Réconciliation impossible avec l'Arménie ?

Rédigé par | Vendredi 24 Avril 2015 à 07:30

La reconnaissance du génocide arménien, un vrai tabou en Turquie. A l’occasion du centenaire de cet événement sombre de l’histoire de l’empire ottoman, Ankara ne décolère pas contre les autorités qui reconnaissent le caractère génocidaire de la mort de centaines de milliers d'Arméniens entre 1915 et 1917.



La commémoration officielle du centenaire du génocide arménien a lieu vendredi 24 avril 2015 à Erevan, la capitale arménienne, en présence de François Hollande.
Le génocide arménien de 1915 n’existe pas pour la Turquie et les Etats qui décident de reconnaître tel quel cet épisode de l’histoire de l’Empire ottoman font face à la colère du gouvernement turc.

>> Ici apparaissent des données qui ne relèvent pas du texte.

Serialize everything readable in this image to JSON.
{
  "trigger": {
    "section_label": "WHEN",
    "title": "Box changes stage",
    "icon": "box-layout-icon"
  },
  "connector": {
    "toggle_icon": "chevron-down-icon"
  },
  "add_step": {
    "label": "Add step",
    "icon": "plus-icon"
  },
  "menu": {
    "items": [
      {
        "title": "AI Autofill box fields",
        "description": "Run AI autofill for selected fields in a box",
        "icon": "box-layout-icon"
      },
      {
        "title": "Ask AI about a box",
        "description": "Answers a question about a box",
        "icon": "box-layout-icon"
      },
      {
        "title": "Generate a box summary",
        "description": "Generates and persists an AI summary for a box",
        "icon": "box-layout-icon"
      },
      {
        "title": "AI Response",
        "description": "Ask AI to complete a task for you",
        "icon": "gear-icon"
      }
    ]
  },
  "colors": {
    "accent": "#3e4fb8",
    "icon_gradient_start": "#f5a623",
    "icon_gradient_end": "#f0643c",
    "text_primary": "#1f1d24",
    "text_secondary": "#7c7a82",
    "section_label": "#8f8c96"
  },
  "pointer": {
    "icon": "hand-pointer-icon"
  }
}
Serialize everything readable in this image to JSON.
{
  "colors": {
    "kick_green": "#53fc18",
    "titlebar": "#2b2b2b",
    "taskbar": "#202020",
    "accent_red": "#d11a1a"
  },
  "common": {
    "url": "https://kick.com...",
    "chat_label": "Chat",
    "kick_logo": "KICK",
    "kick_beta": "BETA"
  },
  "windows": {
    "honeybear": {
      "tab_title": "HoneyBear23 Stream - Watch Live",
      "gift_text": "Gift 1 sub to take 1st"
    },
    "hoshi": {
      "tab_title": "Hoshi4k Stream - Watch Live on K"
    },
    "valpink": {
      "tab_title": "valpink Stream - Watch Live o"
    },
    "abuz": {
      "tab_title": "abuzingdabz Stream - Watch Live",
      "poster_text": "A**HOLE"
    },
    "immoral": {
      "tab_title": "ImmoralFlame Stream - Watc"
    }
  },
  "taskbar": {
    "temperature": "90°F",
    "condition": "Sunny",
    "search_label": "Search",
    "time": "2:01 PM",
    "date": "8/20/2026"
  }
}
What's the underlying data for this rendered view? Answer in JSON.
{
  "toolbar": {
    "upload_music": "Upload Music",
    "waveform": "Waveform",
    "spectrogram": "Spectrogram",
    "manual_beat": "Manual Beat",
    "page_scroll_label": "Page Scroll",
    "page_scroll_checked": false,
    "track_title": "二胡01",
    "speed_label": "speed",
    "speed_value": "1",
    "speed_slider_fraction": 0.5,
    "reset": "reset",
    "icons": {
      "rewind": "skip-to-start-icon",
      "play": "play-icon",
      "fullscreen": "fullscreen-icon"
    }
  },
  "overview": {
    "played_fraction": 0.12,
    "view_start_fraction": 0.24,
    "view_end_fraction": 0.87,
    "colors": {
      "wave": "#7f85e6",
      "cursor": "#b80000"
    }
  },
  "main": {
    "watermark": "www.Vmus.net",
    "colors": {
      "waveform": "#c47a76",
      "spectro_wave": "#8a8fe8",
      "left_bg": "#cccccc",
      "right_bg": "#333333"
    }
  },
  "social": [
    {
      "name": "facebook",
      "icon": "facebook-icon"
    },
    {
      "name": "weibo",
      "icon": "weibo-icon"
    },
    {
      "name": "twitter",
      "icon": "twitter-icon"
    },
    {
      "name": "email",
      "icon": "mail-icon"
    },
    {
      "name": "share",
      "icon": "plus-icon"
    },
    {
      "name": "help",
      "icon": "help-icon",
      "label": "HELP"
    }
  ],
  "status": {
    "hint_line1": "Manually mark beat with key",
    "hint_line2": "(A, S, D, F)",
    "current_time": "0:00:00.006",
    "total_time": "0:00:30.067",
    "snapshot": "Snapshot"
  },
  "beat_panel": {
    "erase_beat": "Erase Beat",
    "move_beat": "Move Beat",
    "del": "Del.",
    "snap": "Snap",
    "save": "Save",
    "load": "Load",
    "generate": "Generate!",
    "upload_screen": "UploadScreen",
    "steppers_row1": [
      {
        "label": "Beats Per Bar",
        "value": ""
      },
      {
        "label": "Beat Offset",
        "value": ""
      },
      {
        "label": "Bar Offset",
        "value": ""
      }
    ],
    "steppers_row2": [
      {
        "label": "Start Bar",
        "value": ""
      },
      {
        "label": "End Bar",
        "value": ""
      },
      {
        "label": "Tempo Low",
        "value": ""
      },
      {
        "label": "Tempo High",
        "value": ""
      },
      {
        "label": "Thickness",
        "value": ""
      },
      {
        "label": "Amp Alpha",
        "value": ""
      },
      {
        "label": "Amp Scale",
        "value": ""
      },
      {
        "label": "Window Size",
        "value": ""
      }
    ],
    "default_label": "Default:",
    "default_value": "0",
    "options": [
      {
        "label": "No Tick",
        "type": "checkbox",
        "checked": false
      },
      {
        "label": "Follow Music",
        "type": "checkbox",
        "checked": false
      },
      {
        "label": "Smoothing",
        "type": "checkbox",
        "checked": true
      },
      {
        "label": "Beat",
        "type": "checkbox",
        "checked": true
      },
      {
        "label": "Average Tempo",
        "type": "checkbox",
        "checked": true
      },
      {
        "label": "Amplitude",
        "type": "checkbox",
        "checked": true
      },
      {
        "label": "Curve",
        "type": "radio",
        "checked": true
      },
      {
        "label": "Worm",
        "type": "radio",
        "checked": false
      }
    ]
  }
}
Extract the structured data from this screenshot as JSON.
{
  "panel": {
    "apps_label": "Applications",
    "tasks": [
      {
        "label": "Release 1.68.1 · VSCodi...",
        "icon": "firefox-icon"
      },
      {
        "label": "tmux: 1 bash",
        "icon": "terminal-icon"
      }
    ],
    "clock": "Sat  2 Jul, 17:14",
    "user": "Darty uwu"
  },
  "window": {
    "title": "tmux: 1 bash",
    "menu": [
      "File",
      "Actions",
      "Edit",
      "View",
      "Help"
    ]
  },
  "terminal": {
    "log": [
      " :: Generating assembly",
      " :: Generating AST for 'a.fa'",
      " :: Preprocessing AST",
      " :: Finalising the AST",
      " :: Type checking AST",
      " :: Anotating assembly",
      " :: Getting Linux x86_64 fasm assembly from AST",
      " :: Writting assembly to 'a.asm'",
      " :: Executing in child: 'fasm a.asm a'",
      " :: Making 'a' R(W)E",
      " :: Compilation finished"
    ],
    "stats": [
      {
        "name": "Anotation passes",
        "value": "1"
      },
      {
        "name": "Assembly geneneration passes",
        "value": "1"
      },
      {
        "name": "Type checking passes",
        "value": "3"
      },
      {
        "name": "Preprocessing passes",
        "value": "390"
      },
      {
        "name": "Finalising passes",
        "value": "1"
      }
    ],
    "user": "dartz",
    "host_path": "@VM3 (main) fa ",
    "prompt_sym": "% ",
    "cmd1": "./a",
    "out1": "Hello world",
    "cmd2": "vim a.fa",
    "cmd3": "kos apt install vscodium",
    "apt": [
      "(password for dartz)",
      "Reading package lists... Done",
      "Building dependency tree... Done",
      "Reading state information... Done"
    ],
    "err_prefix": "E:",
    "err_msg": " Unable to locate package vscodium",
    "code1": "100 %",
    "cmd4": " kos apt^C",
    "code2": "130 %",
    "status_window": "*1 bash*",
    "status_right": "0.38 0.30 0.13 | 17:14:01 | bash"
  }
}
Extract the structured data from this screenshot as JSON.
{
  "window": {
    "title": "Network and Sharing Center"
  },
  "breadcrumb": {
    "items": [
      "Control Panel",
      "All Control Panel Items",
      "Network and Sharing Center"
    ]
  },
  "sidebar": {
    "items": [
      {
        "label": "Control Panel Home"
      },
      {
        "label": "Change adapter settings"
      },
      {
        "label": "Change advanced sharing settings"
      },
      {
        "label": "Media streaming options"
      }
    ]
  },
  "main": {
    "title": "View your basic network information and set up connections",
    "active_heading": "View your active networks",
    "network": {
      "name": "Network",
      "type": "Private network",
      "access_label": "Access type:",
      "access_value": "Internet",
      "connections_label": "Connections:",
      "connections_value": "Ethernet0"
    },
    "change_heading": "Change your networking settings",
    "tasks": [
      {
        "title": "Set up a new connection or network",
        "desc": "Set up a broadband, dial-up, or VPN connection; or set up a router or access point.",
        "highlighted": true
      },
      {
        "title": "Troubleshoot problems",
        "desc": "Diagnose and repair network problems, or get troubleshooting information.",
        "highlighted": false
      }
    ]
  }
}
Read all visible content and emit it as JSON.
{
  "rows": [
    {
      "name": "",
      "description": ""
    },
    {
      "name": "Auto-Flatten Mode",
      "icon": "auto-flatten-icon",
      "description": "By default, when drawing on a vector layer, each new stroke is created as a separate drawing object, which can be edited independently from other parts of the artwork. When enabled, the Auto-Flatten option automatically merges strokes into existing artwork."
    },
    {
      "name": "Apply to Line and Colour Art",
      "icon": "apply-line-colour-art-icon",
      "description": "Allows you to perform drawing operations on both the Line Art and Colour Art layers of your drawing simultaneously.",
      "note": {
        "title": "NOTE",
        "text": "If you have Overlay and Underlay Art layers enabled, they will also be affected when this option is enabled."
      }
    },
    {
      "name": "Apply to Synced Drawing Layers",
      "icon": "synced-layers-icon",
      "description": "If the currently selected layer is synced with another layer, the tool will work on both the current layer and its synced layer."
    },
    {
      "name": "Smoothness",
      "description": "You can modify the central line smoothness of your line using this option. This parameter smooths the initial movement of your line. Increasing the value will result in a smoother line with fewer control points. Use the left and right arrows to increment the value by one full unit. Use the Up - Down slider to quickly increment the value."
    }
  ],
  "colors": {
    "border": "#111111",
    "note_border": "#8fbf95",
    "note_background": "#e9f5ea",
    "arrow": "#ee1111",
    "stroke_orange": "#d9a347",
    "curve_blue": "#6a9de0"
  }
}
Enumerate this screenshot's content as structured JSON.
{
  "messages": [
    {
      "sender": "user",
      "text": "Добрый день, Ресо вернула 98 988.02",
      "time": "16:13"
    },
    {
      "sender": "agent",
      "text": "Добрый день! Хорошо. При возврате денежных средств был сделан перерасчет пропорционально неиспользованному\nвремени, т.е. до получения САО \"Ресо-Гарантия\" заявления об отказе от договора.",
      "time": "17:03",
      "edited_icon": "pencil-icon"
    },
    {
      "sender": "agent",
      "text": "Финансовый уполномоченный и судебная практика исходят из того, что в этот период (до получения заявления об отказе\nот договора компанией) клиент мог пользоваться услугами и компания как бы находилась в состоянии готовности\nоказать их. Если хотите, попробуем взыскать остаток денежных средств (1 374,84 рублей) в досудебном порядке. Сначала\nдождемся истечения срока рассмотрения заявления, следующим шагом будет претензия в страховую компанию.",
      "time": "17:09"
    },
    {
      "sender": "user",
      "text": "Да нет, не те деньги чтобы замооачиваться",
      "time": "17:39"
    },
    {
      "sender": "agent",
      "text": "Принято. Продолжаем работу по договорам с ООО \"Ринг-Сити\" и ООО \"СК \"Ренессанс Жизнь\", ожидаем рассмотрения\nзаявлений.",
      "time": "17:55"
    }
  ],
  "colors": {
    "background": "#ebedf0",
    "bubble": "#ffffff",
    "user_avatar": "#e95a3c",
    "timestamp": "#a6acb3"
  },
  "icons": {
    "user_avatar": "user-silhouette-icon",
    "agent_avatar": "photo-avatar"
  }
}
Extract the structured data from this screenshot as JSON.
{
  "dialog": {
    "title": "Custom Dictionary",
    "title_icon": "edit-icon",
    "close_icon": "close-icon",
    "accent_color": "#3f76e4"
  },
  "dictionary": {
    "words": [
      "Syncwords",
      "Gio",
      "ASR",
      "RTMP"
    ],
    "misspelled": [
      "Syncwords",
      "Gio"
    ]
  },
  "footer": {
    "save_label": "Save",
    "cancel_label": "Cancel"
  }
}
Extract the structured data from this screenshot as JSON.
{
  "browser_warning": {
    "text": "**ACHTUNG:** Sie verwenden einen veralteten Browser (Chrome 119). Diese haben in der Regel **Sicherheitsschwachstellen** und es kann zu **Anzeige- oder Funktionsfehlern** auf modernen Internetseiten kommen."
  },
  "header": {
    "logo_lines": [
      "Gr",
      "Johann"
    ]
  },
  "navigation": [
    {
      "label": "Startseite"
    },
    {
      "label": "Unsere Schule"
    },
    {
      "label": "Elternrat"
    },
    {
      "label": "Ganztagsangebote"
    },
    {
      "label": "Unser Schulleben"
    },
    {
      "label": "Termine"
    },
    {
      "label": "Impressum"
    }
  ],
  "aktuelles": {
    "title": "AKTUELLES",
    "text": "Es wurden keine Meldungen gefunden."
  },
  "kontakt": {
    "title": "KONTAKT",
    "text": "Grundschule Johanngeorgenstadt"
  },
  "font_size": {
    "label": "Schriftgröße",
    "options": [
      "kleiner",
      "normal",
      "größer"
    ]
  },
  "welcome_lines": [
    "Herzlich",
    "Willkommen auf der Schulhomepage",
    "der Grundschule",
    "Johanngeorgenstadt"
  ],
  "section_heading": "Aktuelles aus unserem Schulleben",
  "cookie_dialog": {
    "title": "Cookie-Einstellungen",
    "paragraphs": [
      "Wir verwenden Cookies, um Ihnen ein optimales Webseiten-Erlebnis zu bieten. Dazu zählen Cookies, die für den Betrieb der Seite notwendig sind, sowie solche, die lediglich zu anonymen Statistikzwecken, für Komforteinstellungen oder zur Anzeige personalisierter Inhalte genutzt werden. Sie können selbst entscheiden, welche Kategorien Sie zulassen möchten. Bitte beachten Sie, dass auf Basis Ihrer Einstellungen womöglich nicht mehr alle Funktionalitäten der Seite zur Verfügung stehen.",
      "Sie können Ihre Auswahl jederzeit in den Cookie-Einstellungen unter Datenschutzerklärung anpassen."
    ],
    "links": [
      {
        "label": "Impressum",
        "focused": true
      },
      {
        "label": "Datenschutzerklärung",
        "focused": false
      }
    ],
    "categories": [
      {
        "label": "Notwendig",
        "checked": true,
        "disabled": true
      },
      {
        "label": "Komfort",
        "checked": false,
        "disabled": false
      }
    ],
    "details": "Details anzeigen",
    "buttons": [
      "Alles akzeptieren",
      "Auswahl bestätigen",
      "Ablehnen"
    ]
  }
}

A l'occasion des commémorations du centenaire des massacres, l’Autriche a décidé de reconnaître, mercredi 22 avril, le génocide arménien, provoquant l’ire de la Turquie qui a aussitôt rappelé son ambassadeur. Dix jours plus tôt, le 12 avril, les autorités turques ont pris la même décision à l’encontre du Vatican après la reconnaissance publique du génocide par le pape François.

Les reconnaissances ne se bousculent pas

Recep Tayyip Erdogan, présidentv de la Turquie.
Entre-temps, les députés européens ont adopté une résolution instaurant la date du 24 avril comme date commémorative du génocide arménien. Cette initiative législative, votée 28 ans après la reconnaissance par le Parlement européen du génocide, vise à appeler l'Arménie et la Turquie à « saisir l'occasion du centenaire (…) pour relancer les relations diplomatiques, ouvrir la frontière et faciliter l'intégration économique ».

Le Premier ministre turc Ahmet Davutoglu, y voyant « un nouveau signe du racisme en Europe », a sévèrement condamné la résolution. « S'il veut contribuer à la paix, le Parlement européen ne devrait pas prendre de décisions qui incitent à la haine envers une certaine religion ou un certain groupe ethnique », a-t-il fait savoir.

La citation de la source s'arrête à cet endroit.